Could somebody elaborate why this is the case? Would still be very interested in it.
For interested readers - it is the following publication: Deep Primal-Dual Algorithm for BSDEs: Applications of Machine Learning to CVA and IM

Say you have a (linear or not) PDE equation in $\mathbb{R}^d$ in the form $$ \frac{\partial}{\partial t} \nu(t, x) = \mathcal{L} \nu (t, x) $$ and you want to solve it numerically, or at least compute some macroscopic quantities which depends on the solution, such as $$ a_t = \int_{\mathcal{D} \subset \mathbb{R}^d}{ f(x) \nu(t, x) }.$$
Standard methods such as Finite Volume method or Finite element method would require first to discretize the region of $\mathbb{R}^d$ on which you want to compute the solution. This does not scale well with the dimension $d$.

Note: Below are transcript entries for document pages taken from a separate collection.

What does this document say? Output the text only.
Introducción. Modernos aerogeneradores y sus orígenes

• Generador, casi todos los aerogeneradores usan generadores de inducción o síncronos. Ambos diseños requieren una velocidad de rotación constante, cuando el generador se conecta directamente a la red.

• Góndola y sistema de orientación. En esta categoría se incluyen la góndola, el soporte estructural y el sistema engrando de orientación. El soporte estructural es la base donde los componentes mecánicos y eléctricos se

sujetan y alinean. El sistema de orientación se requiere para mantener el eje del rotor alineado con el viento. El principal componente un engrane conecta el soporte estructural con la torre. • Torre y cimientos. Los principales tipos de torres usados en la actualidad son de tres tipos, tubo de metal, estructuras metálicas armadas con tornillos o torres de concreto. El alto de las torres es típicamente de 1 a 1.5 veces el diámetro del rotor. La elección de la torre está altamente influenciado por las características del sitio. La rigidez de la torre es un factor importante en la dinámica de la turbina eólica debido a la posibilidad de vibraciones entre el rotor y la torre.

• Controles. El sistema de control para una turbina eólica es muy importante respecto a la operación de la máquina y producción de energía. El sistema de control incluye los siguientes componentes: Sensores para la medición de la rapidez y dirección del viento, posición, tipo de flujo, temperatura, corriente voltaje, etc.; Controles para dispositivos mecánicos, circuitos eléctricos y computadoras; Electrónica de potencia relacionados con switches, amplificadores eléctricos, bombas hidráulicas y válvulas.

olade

Now assume you can find a probabilistic interpretation of the PDE in the sense that you find a stochastic process $(X_t)$ such that the law of $X_t$ is a solution of your PDE (sometimes called the Fokker-Planck PDE associated to the process): $$\forall t \geq 0,\quad \mathcal{L}(X_t)(dx) = \nu(t, x) dx.$$
Then, it holds that $$ a_t = \mathbb{E} f(X_t), $$ and then you can compute $a_t$ using Monte-Carlos method, by first simulating i.i.d. trajectories $(X^i_t)$ and using the approximation $$ a_t \approx \frac{1}{N} \sum_{k= 1}^N {f(X^i_t)}.$$
The advantage of this method is that it is usually independent of the dimension of the problem (as long as the probabilistic interpretation of the PDE behaves nicely in large $d$, - that is $\text{Var} f(X_t)$ behaves reasonably well with $d$) and consequently scale well with $d$. However for small $d$ the method is usually not competitive with standard numerical PDE techniques. Also you have to find a probabilistic interpretation of the PDE, which is not always possible.